Nessa época, eu deveria ter uns 8 anos e já estava mais esperta…Ou menos lerda… Bom, lembro que meu pai – sempre ele – pediu que eu fosse comprar uma salada de frutas numa barraquinha lá no meio da praia… Fui toda contente, afinal a salada tinha uma bola de sorvete deliciosa e biscoitinhos de chocolate que eu amava… Chegando lá, comecei a conversar com a tia da salada e não me dei conta que ela estava andando com a mesma – pq a maré estava subindo – depois de achar um lugar seguro, percebi que o povo lá de casa tinha simplesmente sumido – gentem, onde estava minha mãe?aff… – Como não vi ninguém, fui lá pra beirada do mar, sentei na areia e comecei a comer a minha salada…
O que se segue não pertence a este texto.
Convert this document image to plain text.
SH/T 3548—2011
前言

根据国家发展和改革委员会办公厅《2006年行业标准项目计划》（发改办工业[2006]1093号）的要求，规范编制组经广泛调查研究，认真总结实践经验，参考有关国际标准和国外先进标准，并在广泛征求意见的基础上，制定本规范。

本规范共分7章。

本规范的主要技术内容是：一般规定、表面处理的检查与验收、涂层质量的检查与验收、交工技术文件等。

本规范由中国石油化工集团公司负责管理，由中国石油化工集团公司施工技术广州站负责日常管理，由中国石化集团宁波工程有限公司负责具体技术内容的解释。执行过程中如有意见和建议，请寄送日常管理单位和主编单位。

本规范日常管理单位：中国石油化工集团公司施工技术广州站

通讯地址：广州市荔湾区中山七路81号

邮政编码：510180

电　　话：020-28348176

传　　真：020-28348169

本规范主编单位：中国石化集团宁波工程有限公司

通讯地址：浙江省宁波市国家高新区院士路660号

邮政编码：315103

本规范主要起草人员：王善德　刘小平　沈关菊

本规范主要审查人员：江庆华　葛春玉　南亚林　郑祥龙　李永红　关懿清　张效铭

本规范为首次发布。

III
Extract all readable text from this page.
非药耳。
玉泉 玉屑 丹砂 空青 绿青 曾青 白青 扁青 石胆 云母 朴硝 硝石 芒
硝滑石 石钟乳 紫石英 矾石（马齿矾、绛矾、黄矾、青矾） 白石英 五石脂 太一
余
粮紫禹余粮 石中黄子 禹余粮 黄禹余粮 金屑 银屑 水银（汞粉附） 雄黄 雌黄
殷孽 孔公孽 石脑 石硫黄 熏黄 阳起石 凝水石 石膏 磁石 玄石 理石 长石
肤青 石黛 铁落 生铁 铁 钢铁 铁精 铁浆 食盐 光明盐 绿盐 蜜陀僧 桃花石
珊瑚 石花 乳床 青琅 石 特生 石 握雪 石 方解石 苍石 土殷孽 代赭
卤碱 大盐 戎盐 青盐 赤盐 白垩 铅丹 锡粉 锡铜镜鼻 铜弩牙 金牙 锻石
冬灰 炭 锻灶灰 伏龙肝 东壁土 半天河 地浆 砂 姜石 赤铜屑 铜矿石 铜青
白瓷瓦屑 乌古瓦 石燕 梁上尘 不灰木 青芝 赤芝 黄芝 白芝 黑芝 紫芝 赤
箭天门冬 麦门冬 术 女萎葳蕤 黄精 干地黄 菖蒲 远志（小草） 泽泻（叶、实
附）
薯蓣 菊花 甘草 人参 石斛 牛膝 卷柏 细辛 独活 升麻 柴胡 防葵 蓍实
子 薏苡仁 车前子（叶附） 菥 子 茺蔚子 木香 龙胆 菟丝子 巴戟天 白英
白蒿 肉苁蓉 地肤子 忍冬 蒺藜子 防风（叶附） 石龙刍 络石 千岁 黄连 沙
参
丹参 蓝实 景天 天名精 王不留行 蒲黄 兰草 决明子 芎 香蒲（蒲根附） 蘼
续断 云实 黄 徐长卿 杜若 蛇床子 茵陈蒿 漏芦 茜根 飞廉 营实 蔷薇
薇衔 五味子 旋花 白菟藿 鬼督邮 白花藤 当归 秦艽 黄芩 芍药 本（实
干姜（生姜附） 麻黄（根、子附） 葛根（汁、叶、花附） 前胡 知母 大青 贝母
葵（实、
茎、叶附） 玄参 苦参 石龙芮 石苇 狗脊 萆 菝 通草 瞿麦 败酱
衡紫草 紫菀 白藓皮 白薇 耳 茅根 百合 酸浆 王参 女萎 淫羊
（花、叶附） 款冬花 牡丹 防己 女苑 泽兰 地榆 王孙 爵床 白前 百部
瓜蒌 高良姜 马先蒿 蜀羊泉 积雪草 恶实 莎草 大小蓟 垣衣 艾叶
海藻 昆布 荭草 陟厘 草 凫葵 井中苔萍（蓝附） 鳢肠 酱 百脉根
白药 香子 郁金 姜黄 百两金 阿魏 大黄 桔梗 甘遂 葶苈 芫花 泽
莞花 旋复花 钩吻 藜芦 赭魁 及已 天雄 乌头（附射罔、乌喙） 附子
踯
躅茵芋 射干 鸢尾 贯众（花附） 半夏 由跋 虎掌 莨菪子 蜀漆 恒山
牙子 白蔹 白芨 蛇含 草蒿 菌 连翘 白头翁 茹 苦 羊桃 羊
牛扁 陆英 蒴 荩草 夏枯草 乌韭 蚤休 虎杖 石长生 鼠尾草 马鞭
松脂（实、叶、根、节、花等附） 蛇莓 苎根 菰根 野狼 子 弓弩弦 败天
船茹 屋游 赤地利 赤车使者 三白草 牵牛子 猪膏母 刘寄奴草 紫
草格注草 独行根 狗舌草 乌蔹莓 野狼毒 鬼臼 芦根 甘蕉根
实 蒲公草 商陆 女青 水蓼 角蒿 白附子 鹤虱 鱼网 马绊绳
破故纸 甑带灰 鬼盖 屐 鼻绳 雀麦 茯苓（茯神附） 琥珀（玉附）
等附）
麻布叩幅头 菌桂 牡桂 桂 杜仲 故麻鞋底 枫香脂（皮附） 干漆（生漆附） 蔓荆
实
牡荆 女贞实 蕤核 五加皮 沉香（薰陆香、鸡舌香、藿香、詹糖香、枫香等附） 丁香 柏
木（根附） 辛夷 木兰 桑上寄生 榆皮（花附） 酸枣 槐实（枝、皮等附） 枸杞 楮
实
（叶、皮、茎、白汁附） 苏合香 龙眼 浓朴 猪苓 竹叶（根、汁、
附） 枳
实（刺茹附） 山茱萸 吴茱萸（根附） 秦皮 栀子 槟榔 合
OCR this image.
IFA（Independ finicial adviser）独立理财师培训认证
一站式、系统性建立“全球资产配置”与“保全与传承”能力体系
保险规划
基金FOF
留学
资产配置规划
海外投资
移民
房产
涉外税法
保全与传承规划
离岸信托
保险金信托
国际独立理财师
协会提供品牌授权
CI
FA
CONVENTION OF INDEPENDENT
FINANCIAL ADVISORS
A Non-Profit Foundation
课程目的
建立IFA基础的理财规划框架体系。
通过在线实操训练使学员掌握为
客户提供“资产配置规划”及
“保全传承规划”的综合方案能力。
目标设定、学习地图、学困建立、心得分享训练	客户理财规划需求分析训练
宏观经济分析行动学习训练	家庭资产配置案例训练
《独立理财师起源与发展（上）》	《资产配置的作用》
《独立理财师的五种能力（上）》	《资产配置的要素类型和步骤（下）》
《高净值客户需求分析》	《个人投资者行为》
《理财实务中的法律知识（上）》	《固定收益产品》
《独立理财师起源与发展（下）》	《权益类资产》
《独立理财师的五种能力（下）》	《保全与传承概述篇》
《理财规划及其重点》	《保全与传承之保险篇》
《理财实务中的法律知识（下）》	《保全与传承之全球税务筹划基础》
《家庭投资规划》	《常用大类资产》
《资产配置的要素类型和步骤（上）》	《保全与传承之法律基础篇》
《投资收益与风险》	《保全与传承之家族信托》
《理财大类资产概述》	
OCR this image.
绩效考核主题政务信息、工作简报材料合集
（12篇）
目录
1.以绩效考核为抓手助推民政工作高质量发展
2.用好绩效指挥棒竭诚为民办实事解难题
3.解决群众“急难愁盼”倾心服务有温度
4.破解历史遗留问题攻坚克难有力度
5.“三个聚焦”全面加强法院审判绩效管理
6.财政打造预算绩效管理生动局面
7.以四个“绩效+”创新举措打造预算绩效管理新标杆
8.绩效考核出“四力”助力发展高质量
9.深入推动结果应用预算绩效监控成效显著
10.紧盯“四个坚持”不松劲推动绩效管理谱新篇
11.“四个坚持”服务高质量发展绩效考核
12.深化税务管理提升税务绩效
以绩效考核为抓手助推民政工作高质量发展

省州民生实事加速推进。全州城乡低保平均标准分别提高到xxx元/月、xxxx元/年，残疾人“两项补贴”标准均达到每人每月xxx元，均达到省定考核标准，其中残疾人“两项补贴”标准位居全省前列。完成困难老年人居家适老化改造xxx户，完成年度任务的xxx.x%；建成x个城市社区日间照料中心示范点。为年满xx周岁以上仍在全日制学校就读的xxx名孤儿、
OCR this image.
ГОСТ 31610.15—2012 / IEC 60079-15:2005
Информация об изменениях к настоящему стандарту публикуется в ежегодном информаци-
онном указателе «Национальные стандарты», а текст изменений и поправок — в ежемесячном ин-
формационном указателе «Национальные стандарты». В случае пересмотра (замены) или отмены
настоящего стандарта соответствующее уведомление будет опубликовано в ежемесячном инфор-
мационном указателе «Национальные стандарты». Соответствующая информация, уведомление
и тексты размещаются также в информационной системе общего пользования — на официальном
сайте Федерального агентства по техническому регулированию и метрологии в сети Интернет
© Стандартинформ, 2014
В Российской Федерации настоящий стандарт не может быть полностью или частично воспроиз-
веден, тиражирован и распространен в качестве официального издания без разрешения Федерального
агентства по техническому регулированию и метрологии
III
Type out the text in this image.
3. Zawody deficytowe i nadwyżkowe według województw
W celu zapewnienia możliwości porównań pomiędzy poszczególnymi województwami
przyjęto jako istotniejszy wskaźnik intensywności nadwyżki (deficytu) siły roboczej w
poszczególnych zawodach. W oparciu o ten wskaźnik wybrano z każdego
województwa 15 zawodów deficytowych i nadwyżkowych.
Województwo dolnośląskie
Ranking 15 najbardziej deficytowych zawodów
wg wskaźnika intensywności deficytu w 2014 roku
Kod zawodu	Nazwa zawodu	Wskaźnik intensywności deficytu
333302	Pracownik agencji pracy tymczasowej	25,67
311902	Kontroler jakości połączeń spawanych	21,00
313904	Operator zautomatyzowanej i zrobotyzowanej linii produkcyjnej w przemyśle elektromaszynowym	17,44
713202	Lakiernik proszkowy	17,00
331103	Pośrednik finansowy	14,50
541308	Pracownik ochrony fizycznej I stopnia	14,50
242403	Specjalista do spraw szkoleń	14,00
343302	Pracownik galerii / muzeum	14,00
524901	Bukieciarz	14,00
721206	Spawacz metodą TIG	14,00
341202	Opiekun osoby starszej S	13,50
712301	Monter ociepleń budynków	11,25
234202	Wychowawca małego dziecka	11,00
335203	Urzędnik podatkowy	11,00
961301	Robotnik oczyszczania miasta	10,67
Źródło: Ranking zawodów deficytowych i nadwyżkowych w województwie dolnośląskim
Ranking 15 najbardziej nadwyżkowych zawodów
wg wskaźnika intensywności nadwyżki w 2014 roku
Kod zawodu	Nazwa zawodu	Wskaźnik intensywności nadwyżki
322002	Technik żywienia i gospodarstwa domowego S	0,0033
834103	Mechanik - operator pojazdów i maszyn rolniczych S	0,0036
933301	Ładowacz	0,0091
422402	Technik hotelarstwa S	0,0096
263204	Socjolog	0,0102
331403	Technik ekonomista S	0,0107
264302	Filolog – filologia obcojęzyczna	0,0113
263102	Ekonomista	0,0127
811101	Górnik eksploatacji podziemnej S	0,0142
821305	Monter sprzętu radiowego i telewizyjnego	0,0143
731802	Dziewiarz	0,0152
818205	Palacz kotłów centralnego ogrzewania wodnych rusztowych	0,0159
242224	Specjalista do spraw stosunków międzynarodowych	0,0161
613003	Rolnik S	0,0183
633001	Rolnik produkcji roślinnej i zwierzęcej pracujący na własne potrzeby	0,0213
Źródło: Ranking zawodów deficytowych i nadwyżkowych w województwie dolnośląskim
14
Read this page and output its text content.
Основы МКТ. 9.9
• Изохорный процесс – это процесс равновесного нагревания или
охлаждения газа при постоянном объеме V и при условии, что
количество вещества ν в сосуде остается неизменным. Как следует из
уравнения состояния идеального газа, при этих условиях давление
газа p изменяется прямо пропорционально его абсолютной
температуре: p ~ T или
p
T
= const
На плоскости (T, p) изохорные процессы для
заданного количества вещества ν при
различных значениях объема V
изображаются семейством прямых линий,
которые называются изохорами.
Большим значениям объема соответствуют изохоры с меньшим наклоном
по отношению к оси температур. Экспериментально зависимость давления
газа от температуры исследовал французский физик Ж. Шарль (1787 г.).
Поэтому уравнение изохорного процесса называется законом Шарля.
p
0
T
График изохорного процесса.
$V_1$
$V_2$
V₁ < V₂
Pouco tempo depois apareceram uns surfistas e sentaram lá do lado, perguntando o pq deu estar sozinha e se eu não queria oferecer um teco da salada… Claro que comecei a conversar também, aprendi a usar a tal prancha bodyboard e tava me divertindo pra valer… Quando avisto, lá de longe minha mãe desesperada gritando: ‘PASSA JÁ PRA CÁ, MENINA!’ Nossa, como levei carão naquele dia… lembro que ela brigava comigo pelo fato deu nao estar preocupada ´- leia-se chorando desesperada – por estar perdida… Só respondia: ‘mas eu não me perdi. Vocês que sumiram!’… Meu pai, nesse dia ficou realmente preocupado, afinal não tinha o Seu Amaury pra avisar onde eu estava, né? Quando cheguei na barraca – com a minha mãe apertando a minha mão – meu pai só falou: ‘e a salada? comprou? Então bora lá comprar outra. Dessa vez vou com você!’

hehe… Sei que no outro final de semana, já estava com uma prancha daquelas pra brincar no marzão de Fortaleza… Êhh tempo baum…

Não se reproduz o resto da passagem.